My question is, how is this possible? According to the Clausius inequality, the entropy change of a irreversible process is greater than that due to heat transfer. Please help, thank you!
The equation:
$$ dS = \frac{dQ}{T} $$
only applies to reversible processes. For an irreversible process $dS \gt dQ/T$.
To see this start with the expression for the change in internal energy:
$$ dU = dQ - dW $$
The internal energy is a state function, so this equation always applies whether the process is reversible or irreversible.
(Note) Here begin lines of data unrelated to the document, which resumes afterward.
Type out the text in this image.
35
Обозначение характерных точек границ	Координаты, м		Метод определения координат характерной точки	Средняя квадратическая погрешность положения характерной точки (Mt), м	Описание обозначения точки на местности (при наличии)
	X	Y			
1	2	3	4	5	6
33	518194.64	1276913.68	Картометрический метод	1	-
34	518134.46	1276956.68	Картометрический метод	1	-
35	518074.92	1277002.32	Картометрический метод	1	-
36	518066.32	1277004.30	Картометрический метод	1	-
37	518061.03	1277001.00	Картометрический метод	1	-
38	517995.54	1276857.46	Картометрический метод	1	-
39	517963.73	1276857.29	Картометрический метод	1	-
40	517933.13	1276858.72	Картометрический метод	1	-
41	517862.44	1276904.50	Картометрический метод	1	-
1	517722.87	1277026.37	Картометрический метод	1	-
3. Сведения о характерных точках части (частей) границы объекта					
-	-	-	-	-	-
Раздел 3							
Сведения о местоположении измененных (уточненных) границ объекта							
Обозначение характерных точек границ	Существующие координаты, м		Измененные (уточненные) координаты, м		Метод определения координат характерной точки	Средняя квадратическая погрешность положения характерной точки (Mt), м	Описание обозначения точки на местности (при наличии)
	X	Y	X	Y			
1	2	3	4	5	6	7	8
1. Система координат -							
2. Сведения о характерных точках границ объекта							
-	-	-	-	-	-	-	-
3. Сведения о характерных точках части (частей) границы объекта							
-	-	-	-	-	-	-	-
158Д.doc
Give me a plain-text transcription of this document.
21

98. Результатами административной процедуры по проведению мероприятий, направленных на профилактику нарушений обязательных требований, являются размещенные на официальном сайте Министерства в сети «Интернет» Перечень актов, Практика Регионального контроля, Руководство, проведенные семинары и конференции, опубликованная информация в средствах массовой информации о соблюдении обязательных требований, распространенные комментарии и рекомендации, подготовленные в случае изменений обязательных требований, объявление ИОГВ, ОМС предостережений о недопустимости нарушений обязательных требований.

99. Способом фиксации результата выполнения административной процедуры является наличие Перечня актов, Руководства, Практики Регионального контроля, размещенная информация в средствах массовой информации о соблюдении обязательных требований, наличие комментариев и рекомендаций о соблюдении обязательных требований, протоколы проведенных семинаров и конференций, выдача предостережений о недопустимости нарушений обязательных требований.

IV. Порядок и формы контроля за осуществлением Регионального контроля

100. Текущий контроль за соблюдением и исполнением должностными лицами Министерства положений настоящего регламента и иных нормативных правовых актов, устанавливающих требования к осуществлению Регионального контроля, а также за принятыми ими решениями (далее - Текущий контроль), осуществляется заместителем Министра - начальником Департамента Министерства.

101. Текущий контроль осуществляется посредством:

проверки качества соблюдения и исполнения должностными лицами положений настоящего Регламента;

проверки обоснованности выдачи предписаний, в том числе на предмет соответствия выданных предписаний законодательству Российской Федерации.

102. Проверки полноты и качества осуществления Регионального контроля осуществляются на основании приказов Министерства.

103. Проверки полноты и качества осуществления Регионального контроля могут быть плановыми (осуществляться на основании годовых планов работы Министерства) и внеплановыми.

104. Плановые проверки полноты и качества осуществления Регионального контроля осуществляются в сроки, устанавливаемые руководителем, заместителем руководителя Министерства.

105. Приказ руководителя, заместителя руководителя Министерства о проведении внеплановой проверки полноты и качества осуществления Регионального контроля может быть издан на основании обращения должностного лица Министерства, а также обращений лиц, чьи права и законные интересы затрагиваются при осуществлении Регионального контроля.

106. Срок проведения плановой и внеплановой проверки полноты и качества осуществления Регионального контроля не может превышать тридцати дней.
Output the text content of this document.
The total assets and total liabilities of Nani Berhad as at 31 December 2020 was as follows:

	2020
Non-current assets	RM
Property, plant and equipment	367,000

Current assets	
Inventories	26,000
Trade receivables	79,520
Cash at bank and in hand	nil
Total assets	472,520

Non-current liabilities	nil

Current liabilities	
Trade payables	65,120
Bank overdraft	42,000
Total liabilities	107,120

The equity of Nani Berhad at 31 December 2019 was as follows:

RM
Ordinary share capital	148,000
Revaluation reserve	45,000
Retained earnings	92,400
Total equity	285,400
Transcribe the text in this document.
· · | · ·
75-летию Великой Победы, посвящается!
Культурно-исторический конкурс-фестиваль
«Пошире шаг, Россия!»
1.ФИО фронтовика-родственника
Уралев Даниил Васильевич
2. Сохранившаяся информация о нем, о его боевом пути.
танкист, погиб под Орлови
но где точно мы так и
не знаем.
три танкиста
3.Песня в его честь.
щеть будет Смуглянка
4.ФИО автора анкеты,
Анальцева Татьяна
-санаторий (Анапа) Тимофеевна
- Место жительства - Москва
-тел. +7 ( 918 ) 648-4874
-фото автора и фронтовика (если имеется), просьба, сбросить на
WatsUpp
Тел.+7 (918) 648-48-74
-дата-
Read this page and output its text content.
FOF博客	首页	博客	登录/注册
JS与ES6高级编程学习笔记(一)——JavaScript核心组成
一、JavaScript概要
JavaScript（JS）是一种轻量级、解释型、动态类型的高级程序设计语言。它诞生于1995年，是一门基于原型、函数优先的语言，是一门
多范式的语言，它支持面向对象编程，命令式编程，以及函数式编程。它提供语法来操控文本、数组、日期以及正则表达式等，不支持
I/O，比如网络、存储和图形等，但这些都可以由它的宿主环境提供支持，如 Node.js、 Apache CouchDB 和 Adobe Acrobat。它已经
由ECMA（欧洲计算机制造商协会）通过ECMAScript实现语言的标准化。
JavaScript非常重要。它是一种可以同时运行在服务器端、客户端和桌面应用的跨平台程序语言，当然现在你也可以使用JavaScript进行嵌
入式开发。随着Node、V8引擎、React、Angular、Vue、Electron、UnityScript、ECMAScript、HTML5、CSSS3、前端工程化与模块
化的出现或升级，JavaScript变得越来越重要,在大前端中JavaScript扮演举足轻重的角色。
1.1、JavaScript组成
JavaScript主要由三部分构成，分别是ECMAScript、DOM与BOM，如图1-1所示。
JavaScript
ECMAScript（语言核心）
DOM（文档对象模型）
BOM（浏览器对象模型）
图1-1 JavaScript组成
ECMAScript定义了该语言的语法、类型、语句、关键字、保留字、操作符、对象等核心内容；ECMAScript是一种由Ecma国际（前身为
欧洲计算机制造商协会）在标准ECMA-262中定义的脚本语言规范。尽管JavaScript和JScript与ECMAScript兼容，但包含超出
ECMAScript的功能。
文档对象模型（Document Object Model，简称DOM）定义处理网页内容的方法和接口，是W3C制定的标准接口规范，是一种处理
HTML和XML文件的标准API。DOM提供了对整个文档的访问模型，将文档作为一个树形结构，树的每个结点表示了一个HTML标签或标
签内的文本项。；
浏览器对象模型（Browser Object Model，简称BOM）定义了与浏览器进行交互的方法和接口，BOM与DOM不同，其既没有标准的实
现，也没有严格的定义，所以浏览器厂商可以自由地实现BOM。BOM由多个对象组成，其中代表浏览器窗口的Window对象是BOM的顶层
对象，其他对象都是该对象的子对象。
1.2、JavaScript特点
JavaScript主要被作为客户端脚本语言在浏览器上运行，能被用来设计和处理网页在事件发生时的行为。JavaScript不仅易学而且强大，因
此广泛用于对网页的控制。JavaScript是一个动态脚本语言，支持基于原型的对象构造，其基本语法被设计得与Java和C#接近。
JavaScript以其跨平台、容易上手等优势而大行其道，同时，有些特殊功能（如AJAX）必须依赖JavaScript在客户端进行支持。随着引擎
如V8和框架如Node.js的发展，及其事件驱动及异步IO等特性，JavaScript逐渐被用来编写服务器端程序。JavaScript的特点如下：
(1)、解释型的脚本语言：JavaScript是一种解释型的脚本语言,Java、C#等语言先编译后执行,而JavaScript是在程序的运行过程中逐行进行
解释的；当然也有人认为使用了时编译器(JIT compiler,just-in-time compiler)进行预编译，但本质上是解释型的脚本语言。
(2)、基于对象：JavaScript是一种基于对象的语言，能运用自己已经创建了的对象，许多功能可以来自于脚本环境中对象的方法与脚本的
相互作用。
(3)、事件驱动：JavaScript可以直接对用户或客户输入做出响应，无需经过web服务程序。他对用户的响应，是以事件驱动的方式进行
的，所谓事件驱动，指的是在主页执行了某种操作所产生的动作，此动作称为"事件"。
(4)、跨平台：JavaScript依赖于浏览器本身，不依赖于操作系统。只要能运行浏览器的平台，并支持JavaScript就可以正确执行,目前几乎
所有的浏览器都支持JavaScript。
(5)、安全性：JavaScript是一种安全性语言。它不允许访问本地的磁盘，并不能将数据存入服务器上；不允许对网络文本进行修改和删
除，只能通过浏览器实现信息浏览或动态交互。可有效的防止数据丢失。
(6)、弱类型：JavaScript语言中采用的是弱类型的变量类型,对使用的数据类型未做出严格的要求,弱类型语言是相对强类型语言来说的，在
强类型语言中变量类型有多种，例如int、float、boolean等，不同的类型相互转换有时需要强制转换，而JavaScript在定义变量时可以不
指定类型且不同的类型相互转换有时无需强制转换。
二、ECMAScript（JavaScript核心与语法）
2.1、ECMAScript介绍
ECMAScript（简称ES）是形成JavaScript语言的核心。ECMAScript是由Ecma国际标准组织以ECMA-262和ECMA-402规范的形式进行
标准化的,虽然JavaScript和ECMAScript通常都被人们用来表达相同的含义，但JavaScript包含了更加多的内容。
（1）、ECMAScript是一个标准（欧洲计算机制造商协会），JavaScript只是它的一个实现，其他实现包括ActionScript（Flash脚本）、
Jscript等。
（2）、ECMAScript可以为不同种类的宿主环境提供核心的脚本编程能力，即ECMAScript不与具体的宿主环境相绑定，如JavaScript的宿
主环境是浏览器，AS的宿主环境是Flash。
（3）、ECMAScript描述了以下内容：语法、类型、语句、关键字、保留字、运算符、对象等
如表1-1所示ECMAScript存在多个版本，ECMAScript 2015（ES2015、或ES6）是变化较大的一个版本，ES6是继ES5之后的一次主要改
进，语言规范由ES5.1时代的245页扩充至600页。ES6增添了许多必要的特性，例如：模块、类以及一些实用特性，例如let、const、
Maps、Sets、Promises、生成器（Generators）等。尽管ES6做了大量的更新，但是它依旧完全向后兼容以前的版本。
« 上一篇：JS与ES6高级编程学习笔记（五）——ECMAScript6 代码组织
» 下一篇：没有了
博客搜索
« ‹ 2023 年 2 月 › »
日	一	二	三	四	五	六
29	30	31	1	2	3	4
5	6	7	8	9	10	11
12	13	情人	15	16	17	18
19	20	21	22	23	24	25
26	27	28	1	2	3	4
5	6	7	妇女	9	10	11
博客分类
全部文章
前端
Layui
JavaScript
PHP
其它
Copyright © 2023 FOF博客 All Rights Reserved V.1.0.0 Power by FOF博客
So for a reversible process we have:
$$ dU = TdS - dW_{rev} $$
Suppose we make the same change in $U$ with an irreversible process then we have:
$$ dU = dQ_{irrev} - dW_{irrev} $$
And because $dU$ is the same in both cases we equate the two expressions to get:
$$ TdS - dW_{rev} = dQ_{irrev} - dW_{irrev} $$
which rearranges to:
$$ dS = \frac{dQ_{irrev}}{T} + \frac{dW_{rev} - dW_{irrev}}{T} $$
But we know that the work from a reversible process is always greater than the work from an irreversible process i.e. $dW_{rev} - dW_{irrev} > 0$, and this means:
$$ dS = \frac{dQ_{irrev}}{T} + \Delta $$
for some positive number $\Delta$ that depends on the details of the irreversible process.
The change of entropy is Q/T only if the heat transfer is reversible if the process is irreversible you can't obtain the change of entropy through the formula Q/T
After the heat transfer the change of entropy o the whole system is $\Delta S>Q/T-Q/T_0>0$